Vous venez de sortir un album. Pouvez-nous dire un peu dans quelles conditions ça s’est fait ?

Anthony : Il est sorti via Send the wood music, un label de Montpellier, qui a sorti d’autres groupes très cools, genre Gnô, un des groupes dans lequel jouait avant Christophe Godin. On les a connus par le biais d’Arteries Shaking. On leur a proposé de sortir l’album et ça s’est fait. Il est distribué par toutes les plateformes connues, style Itunes, Amazon, Spotify, toutes ces saloperies qui ne servent à rien à notre échelle (rires) ! Si vous voulez acheter un album physique, faut venir nous voir jouer, ou le commander sur le shop du label, ou sur le nôtre !

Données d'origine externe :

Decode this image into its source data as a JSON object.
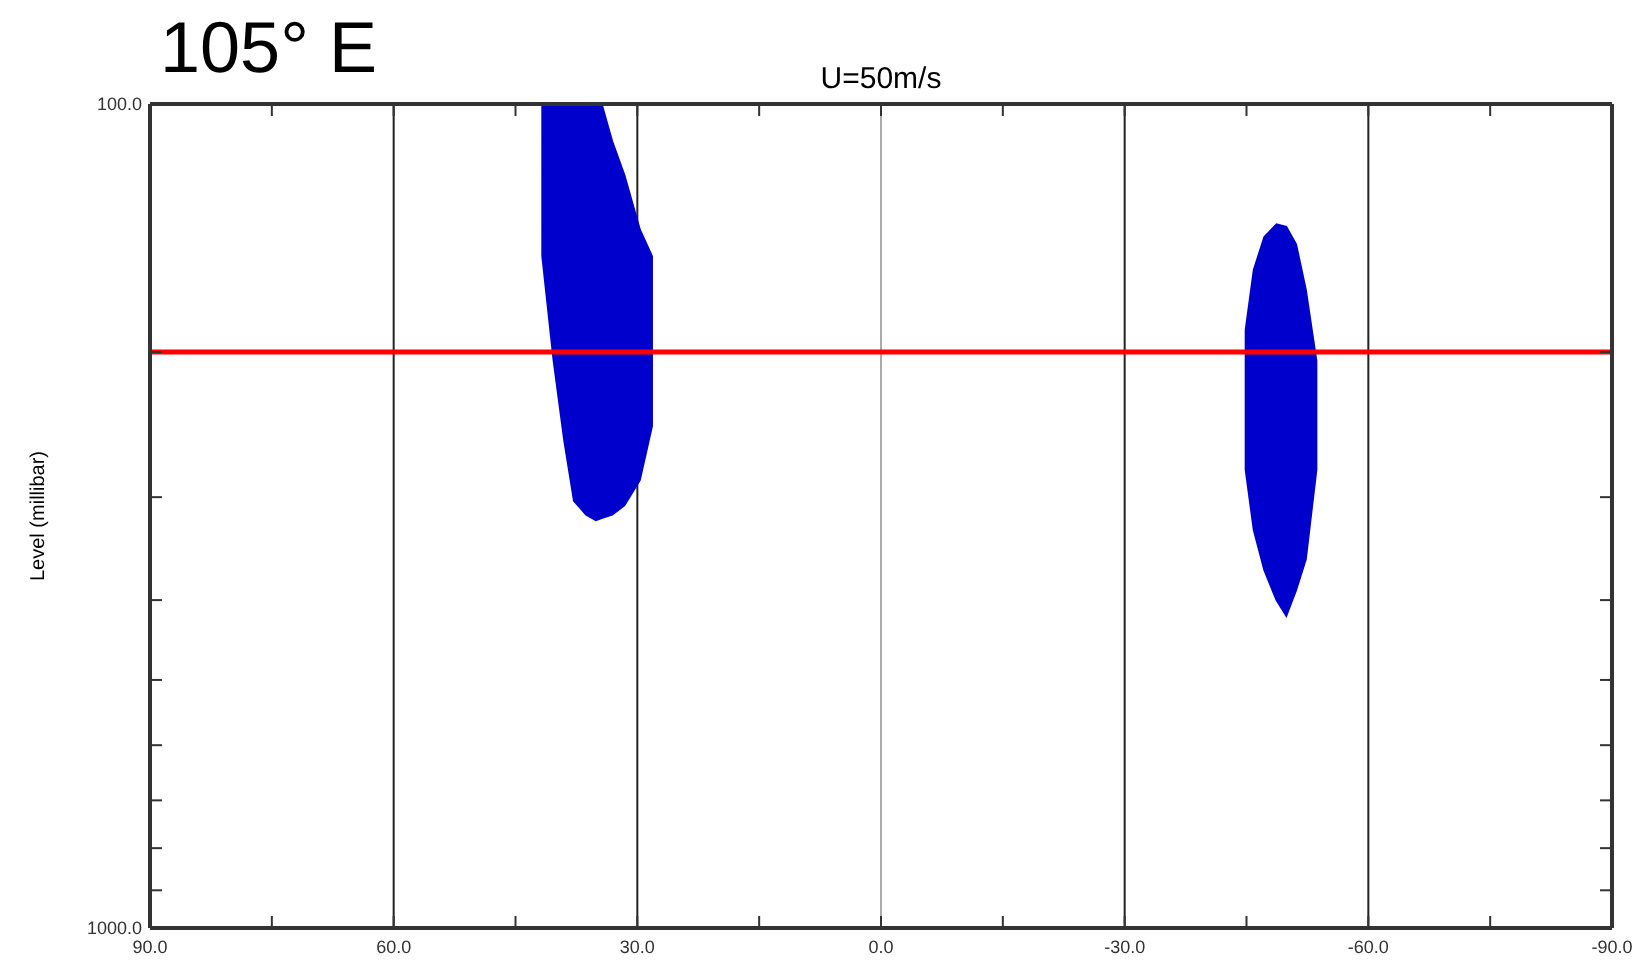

Est-ce que vous pouvez nous parler de votre lien avec le Brise-Glace ?

Anthony : On les avait rencontrés avec Arteries shaking. Pour moi, on s’en est fait des amis, des alliés… C’est grâce à eux qu’on joue aujourd’hui. On a enregistré les voix de notre premier EP chez eux, des bonus acoustiques, ils nous ont suivis, nous ont placés sur certains plans. On a retravaillé avec eux pour l’album et on a fait une résidence récemment, avec Tom, qui est l’ingé-son sur les plans comme aujourd’hui. C’est clairement notre salle de coeur !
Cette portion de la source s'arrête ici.